Счетъ былъ написанъ на его имя.

— Это ошибка, папа.

— Совсѣмъ нѣтъ. Обѣдъ былъ данъ въ моемъ домѣ и я долженъ заплатить за него. Я предпочитаю заплатить самъ — если бы даже у него были средства.

Вортонъ заплатилъ Стиваму и Сугарскрапсу двадцать-пять фунтовъ девять шиллинговъ и шесть пенсовъ, прося ихъ впередъ никогда не посылать болѣе обѣдовъ въ его домъ, замѣтивъ, что онъ имѣлъ обыкновеніе угощать своихъ друзей дешевле трехъ гинеи съ человѣка.

— Но шато-икемъ и кот-д’оръ! сказалъ Сугарскрапсъ.

— Вздоръ всѣ ваши шато! сказалъ Вортонъ, выходя отъ нихъ съ роспиской.

Потомъ былъ полученъ счетъ за экипажъ съ того самаго дня, какъ они вернулись въ Лондонъ послѣ свадебной поѣздки. Этотъ счетъ Вортонъ показалъ Лопецу. Счетъ былъ написанъ на имя Лопеца и присланъ Вортону съ извинительною запиской.

— Не я велѣлъ ему послать, сказалъ Лопецъ.

— Но вы заплатите?

— Ужь конечно не стану просить васъ объ этомъ.

Но въ концѣ-концовъ все-таки заплатилъ Вортонъ. Онъ заплатилъ также за квартиру въ Бельгревіи и сорокъ фунтовъ за наряды, которые Эмилія заказала по приказанію мужа въ первые дни ихъ супружеской жизни въ Лондонѣ.

— О! папа, какъ я жалѣю, что мы переѣхали сюда, сказала она.

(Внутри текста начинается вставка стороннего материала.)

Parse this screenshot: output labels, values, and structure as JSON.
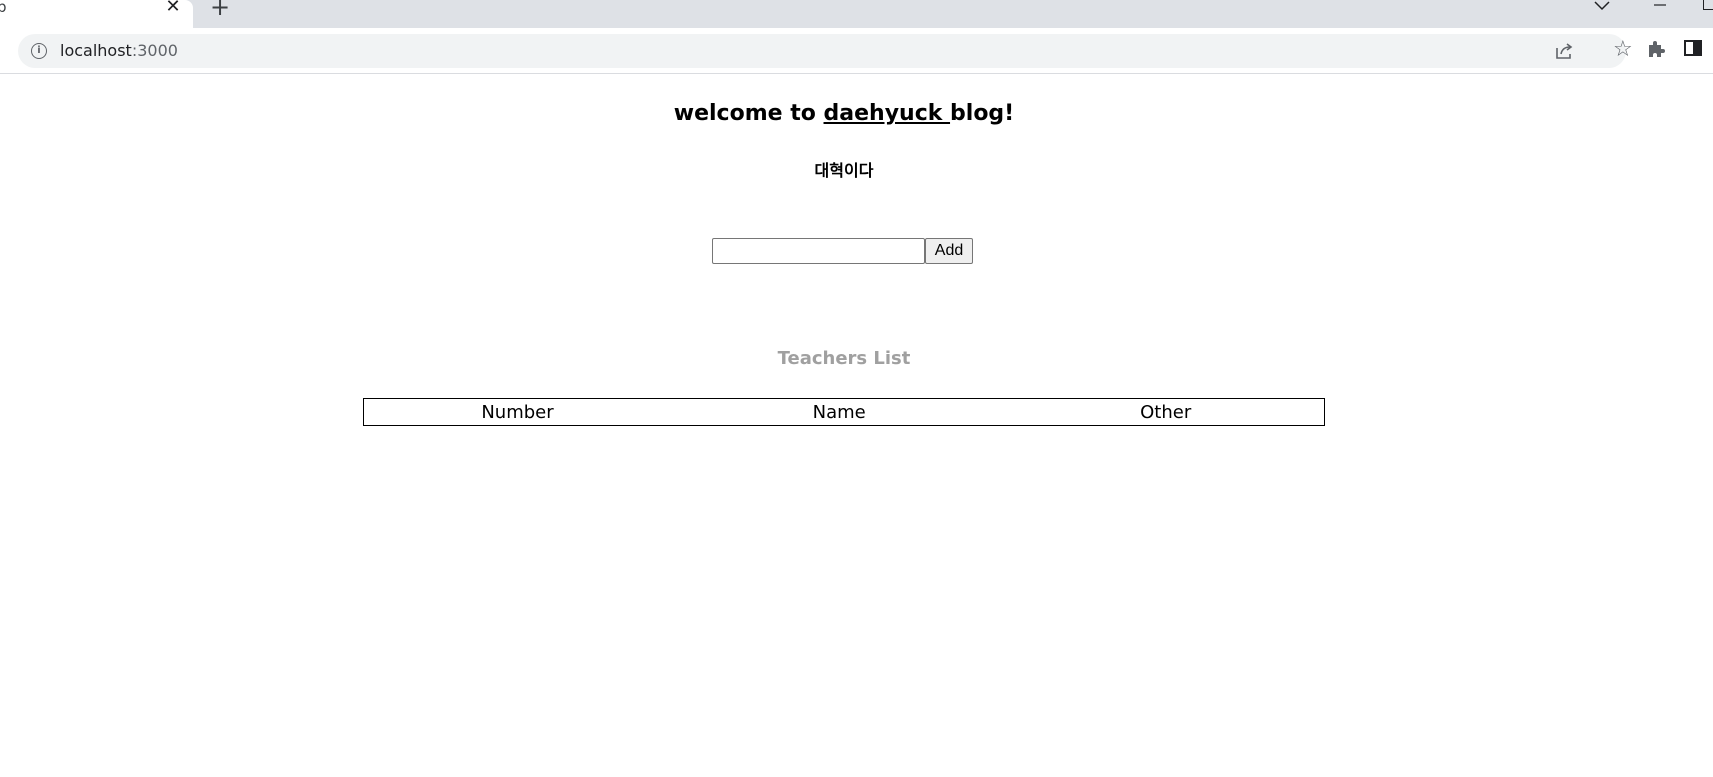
{
  "browser": {
    "tab_title": "p",
    "tab_close": "✕",
    "new_tab": "+",
    "url_host": "localhost",
    "url_port": ":3000"
  },
  "page": {
    "title_prefix": "welcome to ",
    "title_link": "daehyuck ",
    "title_suffix": "blog!",
    "subtitle": "대혁이다",
    "input_value": "",
    "add_button": "Add",
    "list_title": "Teachers List",
    "table_headers": [
      "Number",
      "Name",
      "Other"
    ]
  }
}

— Душа моя, для тебя я ничего не жалѣю, и даже за него я платилъ бы охотно, если бы онъ оставилъ тебя здѣсь. Я обезпечилъ бы его, если бы онъ только уѣхалъ.


  1. Королевинъ адвокатъ. Почетный титулъ, который дается королевою лучшимъ адвокатамъ по представленію лорда-канцлера. Пр. Перев.